ZenHost

Role Founder and engineer
Status Building
Stack Go, Vue, Docker
Started 2026
Link Not yet public

Why it exists

I started ZenHost because deploying and managing ordinary applications still involves too many unrelated tools and too much hidden knowledge. If you want to host a web application today, you either pay a premium for a PaaS that completely abstracts the server away, or you rent a VPS and spend a weekend configuring Nginx, Docker, SSL certificates, and CI/CD pipelines.

I wanted something in the middle: a platform that automates the deployment and routing, but doesn’t try to pretend the underlying server doesn’t exist.

What it is

ZenHost is a hosting platform designed to take a git repository and turn it into a running application with a database, SSL, and automated builds, while preserving understandable infrastructure. It’s built for developers who want the convenience of a modern PaaS without losing access to the raw underlying systems when things go wrong.

The first version

The first version was incredibly naive. It was essentially a Go daemon that listened for GitHub webhooks, cloned the repository, built a Docker image, and ran it. It bound the container directly to a host port and updated an Nginx configuration file before reloading the server.

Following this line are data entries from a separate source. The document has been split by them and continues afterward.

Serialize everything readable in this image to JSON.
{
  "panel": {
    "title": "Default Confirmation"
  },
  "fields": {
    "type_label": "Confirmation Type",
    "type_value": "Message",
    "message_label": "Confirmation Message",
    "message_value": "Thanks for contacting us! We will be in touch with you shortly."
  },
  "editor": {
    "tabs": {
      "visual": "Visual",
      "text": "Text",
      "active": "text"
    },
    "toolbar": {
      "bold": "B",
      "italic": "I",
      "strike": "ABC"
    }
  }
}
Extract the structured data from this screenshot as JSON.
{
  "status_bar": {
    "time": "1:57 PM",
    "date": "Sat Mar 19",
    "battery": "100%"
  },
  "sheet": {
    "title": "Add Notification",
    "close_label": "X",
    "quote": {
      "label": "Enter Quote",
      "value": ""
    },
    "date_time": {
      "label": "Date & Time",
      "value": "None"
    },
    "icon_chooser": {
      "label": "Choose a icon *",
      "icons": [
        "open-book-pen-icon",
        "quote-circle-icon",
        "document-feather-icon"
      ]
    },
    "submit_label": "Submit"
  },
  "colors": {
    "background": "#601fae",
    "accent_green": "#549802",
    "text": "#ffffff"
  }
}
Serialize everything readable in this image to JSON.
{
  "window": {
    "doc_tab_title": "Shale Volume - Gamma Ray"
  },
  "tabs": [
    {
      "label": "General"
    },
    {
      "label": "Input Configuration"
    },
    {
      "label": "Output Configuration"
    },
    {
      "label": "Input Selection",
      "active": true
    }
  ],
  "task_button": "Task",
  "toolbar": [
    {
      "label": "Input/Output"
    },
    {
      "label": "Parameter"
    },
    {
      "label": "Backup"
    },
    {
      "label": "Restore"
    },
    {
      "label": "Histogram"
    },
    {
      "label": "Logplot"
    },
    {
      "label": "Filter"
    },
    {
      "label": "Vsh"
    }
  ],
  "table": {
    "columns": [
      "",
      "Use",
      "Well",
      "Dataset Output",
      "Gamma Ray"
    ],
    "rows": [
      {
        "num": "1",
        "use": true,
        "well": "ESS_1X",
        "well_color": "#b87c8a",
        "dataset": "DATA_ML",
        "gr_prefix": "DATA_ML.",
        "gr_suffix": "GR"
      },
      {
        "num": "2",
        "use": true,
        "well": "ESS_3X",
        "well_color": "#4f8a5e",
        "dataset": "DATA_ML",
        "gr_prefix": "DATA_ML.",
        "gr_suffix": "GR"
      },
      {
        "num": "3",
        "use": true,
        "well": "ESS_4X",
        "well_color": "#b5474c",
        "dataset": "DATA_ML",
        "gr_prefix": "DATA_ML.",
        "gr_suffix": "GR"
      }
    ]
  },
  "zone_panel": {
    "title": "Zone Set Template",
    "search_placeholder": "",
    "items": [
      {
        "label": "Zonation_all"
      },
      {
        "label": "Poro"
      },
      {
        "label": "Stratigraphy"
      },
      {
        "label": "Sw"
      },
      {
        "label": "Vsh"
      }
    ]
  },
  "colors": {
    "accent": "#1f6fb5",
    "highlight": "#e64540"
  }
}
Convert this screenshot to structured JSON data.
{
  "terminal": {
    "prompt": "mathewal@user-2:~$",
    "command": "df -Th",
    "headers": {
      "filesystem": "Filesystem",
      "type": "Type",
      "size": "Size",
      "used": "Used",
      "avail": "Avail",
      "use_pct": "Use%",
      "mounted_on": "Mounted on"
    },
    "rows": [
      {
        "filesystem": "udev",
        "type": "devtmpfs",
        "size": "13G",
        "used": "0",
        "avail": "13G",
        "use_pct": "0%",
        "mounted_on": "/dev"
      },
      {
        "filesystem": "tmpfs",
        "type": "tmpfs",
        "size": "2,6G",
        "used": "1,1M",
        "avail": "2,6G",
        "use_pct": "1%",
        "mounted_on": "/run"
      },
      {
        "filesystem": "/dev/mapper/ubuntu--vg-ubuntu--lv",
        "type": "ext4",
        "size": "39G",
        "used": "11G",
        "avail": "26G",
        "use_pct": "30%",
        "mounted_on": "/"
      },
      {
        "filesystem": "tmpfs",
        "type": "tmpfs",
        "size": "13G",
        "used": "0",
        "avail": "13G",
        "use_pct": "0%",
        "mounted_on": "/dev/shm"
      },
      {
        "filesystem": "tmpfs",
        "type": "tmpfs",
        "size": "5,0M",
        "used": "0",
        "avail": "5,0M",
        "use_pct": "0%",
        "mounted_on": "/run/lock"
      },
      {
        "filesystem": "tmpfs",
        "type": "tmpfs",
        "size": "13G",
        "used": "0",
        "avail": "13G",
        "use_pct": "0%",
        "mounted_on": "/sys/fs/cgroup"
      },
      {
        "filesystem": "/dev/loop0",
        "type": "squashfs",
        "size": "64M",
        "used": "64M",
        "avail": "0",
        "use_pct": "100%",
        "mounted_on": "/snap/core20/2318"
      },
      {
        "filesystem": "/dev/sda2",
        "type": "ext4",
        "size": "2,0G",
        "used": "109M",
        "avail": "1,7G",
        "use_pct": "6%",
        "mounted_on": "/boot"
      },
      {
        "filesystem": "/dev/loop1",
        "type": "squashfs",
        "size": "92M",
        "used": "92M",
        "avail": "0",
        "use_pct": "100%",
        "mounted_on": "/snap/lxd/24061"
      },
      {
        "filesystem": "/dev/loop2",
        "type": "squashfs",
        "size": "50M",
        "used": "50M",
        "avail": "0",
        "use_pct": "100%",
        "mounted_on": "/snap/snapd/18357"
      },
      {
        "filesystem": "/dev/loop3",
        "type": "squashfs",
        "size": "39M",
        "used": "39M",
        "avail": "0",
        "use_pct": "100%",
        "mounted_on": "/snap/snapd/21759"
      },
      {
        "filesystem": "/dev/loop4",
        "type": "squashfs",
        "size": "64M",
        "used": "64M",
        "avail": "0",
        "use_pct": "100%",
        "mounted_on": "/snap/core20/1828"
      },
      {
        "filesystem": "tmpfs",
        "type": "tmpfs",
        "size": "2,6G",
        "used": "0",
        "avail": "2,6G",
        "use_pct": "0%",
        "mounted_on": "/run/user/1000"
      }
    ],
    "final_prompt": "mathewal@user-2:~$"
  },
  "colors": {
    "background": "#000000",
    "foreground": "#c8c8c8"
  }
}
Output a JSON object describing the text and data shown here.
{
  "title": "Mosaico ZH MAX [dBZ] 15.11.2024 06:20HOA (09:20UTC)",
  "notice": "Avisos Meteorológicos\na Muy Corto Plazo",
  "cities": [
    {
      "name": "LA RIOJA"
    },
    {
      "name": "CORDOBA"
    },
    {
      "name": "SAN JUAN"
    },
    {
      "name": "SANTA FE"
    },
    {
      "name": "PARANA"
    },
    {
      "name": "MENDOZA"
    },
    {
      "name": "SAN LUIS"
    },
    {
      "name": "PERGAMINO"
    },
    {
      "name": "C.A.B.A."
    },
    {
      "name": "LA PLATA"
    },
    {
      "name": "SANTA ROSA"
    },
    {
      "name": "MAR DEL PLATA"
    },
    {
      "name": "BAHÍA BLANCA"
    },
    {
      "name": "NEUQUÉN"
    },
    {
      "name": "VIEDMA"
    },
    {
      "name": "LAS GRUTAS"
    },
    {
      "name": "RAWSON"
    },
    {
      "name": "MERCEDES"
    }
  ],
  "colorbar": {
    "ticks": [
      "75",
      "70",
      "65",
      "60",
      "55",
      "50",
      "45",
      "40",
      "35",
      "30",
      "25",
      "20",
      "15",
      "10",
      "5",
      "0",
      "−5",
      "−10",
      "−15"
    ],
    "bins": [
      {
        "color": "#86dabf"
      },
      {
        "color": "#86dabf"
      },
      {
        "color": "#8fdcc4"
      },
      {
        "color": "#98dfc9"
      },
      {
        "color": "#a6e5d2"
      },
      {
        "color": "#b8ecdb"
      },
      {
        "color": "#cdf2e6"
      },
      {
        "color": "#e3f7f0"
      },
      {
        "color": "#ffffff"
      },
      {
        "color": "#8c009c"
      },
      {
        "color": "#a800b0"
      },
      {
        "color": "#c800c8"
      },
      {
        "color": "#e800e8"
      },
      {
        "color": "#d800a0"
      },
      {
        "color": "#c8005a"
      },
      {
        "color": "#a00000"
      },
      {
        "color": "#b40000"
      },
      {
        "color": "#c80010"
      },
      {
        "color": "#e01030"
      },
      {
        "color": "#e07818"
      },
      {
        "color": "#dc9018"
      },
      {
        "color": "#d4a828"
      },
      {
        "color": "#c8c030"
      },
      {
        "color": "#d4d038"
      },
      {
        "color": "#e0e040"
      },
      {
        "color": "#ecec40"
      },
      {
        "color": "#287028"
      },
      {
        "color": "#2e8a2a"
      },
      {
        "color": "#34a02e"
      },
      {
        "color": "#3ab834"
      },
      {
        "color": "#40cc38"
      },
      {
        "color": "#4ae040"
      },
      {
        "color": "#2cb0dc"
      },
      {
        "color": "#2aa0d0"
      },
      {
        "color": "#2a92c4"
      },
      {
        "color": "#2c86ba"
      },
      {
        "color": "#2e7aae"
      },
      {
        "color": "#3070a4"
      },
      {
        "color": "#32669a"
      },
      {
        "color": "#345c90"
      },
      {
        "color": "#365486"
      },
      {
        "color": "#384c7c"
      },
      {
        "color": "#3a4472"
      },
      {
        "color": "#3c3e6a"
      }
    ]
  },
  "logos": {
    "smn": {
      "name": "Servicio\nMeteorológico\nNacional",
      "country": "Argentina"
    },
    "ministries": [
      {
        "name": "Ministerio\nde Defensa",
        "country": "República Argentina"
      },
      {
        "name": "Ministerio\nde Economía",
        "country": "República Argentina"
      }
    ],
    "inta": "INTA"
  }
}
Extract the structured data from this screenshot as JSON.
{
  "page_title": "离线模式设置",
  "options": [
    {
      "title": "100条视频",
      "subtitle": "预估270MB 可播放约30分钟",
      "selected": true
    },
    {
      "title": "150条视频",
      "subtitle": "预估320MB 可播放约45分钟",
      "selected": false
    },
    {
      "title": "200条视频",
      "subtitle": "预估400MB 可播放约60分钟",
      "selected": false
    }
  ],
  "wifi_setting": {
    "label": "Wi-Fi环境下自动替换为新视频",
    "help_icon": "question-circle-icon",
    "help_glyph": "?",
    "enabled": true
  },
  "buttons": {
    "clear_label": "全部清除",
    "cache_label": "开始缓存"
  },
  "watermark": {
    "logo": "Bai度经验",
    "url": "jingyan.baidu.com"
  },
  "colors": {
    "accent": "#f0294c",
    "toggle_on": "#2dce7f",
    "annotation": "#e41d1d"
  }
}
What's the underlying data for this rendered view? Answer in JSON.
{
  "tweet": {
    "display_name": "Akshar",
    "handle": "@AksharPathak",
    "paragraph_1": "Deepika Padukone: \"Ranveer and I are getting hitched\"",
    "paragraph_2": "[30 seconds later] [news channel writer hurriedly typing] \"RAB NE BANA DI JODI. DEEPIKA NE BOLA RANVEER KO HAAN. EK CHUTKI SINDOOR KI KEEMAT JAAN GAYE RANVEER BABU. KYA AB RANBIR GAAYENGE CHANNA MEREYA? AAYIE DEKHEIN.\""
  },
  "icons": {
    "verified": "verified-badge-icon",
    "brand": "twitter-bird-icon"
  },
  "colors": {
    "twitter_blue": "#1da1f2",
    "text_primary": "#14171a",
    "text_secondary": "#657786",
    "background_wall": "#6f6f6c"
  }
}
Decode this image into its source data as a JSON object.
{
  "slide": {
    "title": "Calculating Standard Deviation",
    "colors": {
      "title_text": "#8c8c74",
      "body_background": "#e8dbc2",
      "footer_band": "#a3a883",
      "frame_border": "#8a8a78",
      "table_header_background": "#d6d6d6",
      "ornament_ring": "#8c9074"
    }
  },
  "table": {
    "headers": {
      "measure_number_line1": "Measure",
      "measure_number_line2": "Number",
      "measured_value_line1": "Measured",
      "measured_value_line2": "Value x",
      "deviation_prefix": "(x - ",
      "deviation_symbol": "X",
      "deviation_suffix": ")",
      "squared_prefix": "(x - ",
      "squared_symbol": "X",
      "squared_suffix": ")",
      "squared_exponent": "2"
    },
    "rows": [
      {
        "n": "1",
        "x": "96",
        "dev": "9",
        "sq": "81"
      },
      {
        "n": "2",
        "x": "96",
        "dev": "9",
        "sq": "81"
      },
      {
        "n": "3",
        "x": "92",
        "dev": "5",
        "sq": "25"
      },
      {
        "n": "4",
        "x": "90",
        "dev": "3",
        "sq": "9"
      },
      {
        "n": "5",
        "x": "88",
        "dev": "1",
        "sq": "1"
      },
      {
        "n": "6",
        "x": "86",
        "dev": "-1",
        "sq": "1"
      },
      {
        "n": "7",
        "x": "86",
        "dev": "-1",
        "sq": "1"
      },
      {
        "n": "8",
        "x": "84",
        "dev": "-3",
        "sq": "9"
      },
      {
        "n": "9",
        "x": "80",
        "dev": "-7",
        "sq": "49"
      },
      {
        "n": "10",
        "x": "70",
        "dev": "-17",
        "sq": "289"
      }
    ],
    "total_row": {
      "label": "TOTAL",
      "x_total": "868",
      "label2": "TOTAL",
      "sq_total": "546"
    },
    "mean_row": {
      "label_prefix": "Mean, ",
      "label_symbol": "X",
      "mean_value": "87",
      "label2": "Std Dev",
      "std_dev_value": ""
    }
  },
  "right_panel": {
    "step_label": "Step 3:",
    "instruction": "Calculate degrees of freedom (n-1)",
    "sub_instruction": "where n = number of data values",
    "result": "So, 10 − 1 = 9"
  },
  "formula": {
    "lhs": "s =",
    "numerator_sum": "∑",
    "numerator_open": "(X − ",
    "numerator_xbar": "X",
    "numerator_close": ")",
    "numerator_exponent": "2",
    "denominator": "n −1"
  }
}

It worked for one person. It was fast, and it solved my immediate problem of wanting to git push to deploy without writing GitHub Actions for every small project.

What became difficult

The simplicity broke down immediately once multiple tenants were introduced. Port conflicts became a constant issue. Everyone wanted their Node.js app to run on port 3000.

Tenant isolation, runtime management, and deployment state suddenly became serious engineering problems. I had to rip out the direct port binding and implement a dynamic reverse proxy that communicated with an internal bridge network. I had to learn how to securely stream build logs to a frontend in real-time without overwhelming the browser or the server.

ZenHost Network Architecture
Client Reverse Proxy App A (Tenant) App B (Tenant) DB HTTPS Bridge net Bridge net

What I chose not to hide

The defining product decision of ZenHost is that it preserves understandable infrastructure. Instead of wrapping Docker in three layers of proprietary configuration, ZenHost simply runs standard Docker containers. If the platform interface fails, a user with SSH access can still run docker ps and see exactly what is happening.

We manage the complexity of routing and builds, but we don’t invent new concepts where standard Linux and container primitives already exist.

Where it is now

The platform is currently operating at a modest scale with a handful of design partners. The core deployment pipeline is stable, the dynamic reverse proxy handles traffic efficiently, and the basic tenant isolation holds up well against normal usage. We are discovering the limits of running a multi-tenant platform on a single host machine.

What comes next

The next few goals are focused on infrastructure. Moving from a single-node architecture to a distributed setup without inheriting the full complexity of Kubernetes is the primary engineering challenge. On the product side, we are refining the logging interface and improving the speed of the build pipeline.